Iniciativas como esta, sublinha Tobin, resgata o princípio do debate aberto e participativo de todos os atores envolvidos no projeto. Em suas reflexões finais, Tobin observa que a partir das políticas desenvolvidas pelos vários governos da região, está se instaurando um novo impulso em busca da integração regional. Neste sentido, as universidades e demais instituições de educação superior e pesquisa precisam repensar suas estratégias de relacionamento com as instituições congêneres da região e do mundo, considerando as singularidades históricas e a cultura e reafirmando outrossim, a dimensão pluricultural, multiétnica e multilíngue dos países da região.
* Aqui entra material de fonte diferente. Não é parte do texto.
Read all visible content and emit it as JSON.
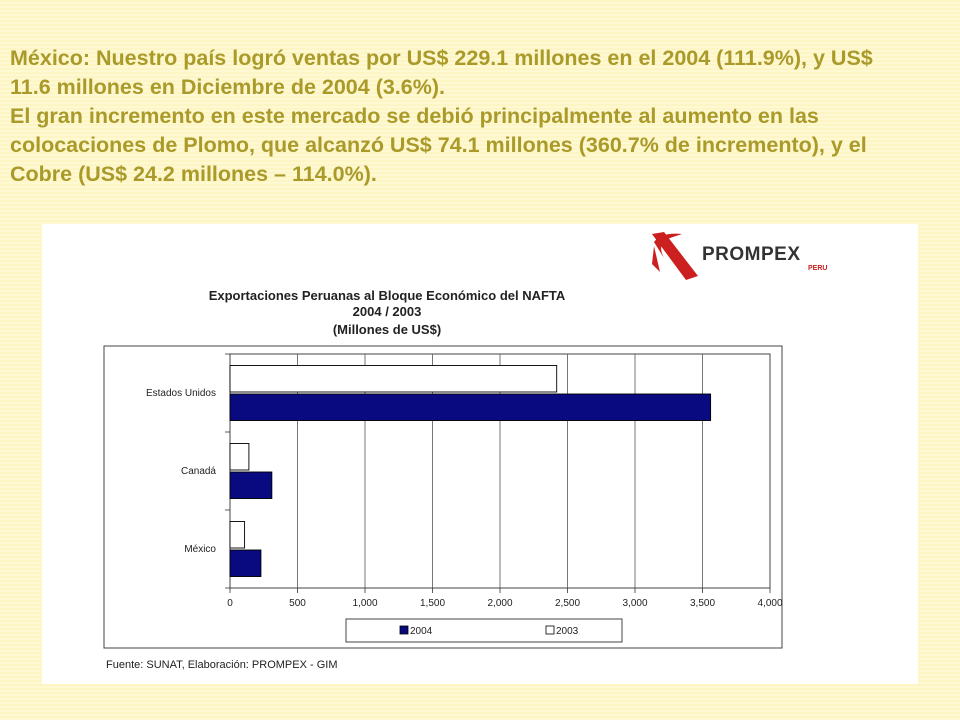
{
  "slide": {
    "paragraph1": "México: Nuestro país logró ventas por US$ 229.1 millones en el 2004 (111.9%), y US$ 11.6 millones en Diciembre de 2004 (3.6%).",
    "paragraph2": "El gran incremento en este mercado se debió principalmente al aumento en las colocaciones de Plomo, que alcanzó US$ 74.1 millones (360.7% de incremento), y el Cobre (US$ 24.2 millones – 114.0%)."
  },
  "logo": {
    "name": "PROMPEX",
    "sub": "PERU",
    "accent_color": "#cc1f1f"
  },
  "chart_data": {
    "type": "bar",
    "orientation": "horizontal",
    "title": "Exportaciones Peruanas al Bloque Económico del NAFTA",
    "subtitle": "2004 / 2003",
    "unit_label": "(Millones de US$)",
    "categories": [
      "Estados Unidos",
      "Canadá",
      "México"
    ],
    "series": [
      {
        "name": "2004",
        "values": [
          3560,
          310,
          229
        ],
        "color": "#0a0a80"
      },
      {
        "name": "2003",
        "values": [
          2420,
          140,
          108
        ],
        "color": "#ffffff"
      }
    ],
    "xlim": [
      0,
      4000
    ],
    "xticks": [
      "0",
      "500",
      "1,000",
      "1,500",
      "2,000",
      "2,500",
      "3,000",
      "3,500",
      "4,000"
    ],
    "grid": true,
    "legend_position": "bottom",
    "source": "Fuente: SUNAT, Elaboración: PROMPEX - GIM"
  }
}
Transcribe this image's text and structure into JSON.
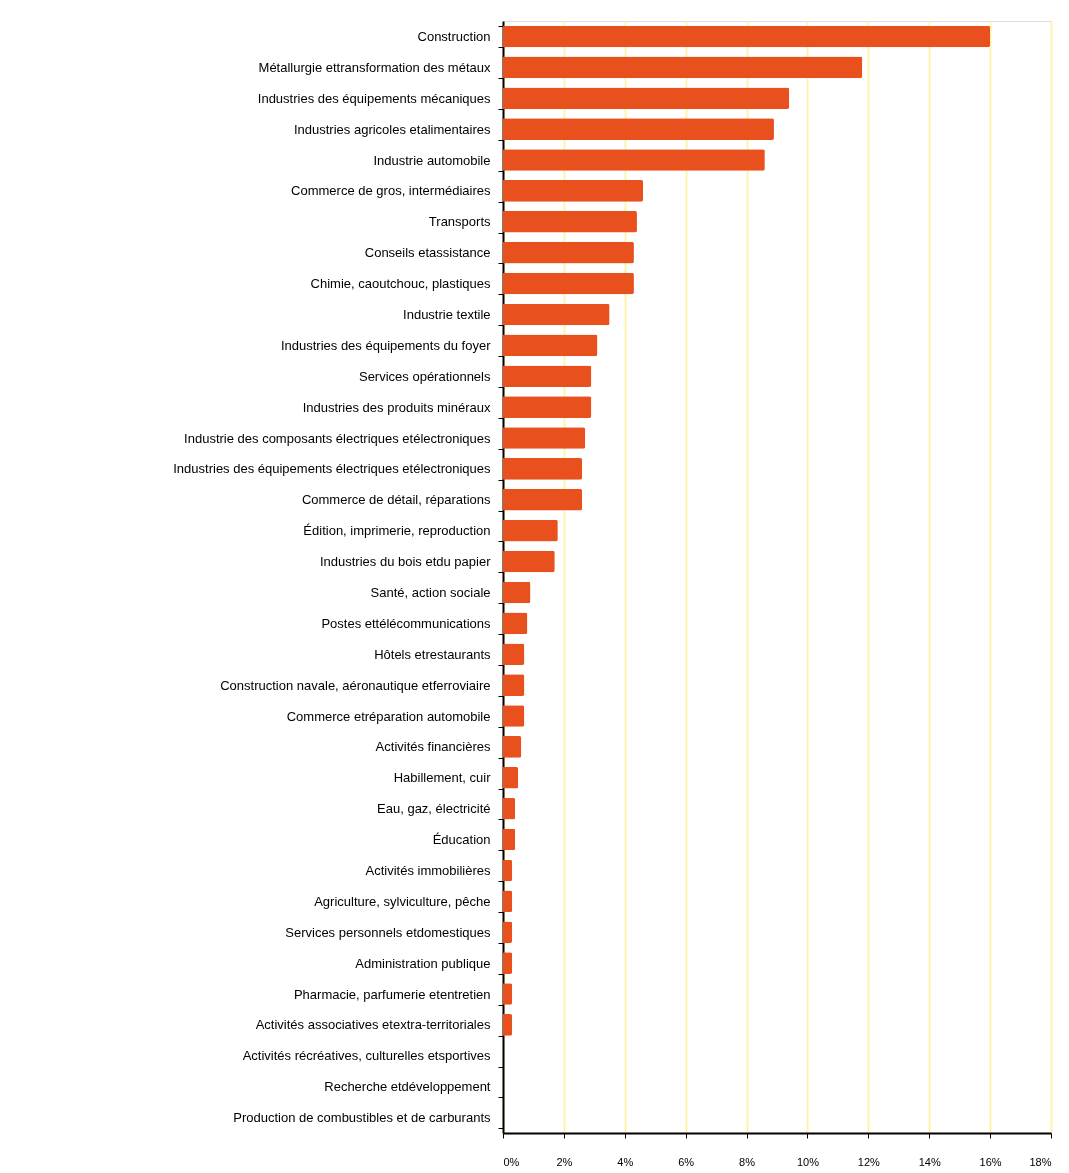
{
  "chart_data": {
    "type": "bar",
    "orientation": "horizontal",
    "categories": [
      "Construction",
      "Métallurgie ettransformation des métaux",
      "Industries des équipements mécaniques",
      "Industries agricoles etalimentaires",
      "Industrie automobile",
      "Commerce de gros, intermédiaires",
      "Transports",
      "Conseils etassistance",
      "Chimie, caoutchouc, plastiques",
      "Industrie textile",
      "Industries des équipements du foyer",
      "Services opérationnels",
      "Industries des produits minéraux",
      "Industrie des composants électriques etélectroniques",
      "Industries des équipements électriques etélectroniques",
      "Commerce de détail, réparations",
      "Édition, imprimerie, reproduction",
      "Industries du bois etdu papier",
      "Santé, action sociale",
      "Postes ettélécommunications",
      "Hôtels etrestaurants",
      "Construction navale, aéronautique etferroviaire",
      "Commerce etréparation automobile",
      "Activités financières",
      "Habillement, cuir",
      "Eau, gaz, électricité",
      "Éducation",
      "Activités immobilières",
      "Agriculture, sylviculture, pêche",
      "Services personnels etdomestiques",
      "Administration publique",
      "Pharmacie, parfumerie etentretien",
      "Activités associatives etextra-territoriales",
      "Activités récréatives, culturelles etsportives",
      "Recherche etdéveloppement",
      "Production de combustibles et de carburants"
    ],
    "values": [
      16.0,
      11.8,
      9.4,
      8.9,
      8.6,
      4.6,
      4.4,
      4.3,
      4.3,
      3.5,
      3.1,
      2.9,
      2.9,
      2.7,
      2.6,
      2.6,
      1.8,
      1.7,
      0.9,
      0.8,
      0.7,
      0.7,
      0.7,
      0.6,
      0.5,
      0.4,
      0.4,
      0.3,
      0.3,
      0.3,
      0.3,
      0.3,
      0.3,
      0,
      0,
      0
    ],
    "color": "#e8501e",
    "xlim": [
      0,
      18
    ],
    "xticks": [
      {
        "value": 0,
        "label": "0%"
      },
      {
        "value": 2,
        "label": "2%"
      },
      {
        "value": 4,
        "label": "4%"
      },
      {
        "value": 6,
        "label": "6%"
      },
      {
        "value": 8,
        "label": "8%"
      },
      {
        "value": 10,
        "label": "10%"
      },
      {
        "value": 12,
        "label": "12%"
      },
      {
        "value": 14,
        "label": "14%"
      },
      {
        "value": 16,
        "label": "16%"
      },
      {
        "value": 18,
        "label": "18%"
      }
    ],
    "grid": "x"
  }
}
Se por um lado, o artigo de Marcelo Tobin deu ênfase à importância do contexto histórico e cultural nos processos de internacionalização da educação superior, o de Marco Antonio Dias examina a questão por outro ângulo, igualmente relevante. Sua abordagem discute o problema do êxodo de cérebros, que já foi objeto de muitos debates em décadas anteriores, mas que volta à atualidade. Começa por afirmar que, muitas vezes, lançam-se documentos politicamente corretos em que a solidariedade e o respeito às culturas é mencionado, mas o que se busca de fato é utilizar a formação como fonte de renda. Além disso, procura-se promover por diversas maneiras, uma política de seleção incentivando políticas de imigração que visam, com frequência, a atração dos melhores cérebros do mundo. Dias menciona mais um mecanismo de impressionante alcance. A lei estadunidense nº 101649/1990, em seu artigo 121, autoriza a imigração de até 40 mil professores e pesquisadores eméritos acima das cotas previstas. Como todos nós sabemos, a produção de conhecimentos depende de massa crítica, sendo oportuno ressaltar, sob esse aspecto, a posição privilegiada em que se encontram os países hegemônicos.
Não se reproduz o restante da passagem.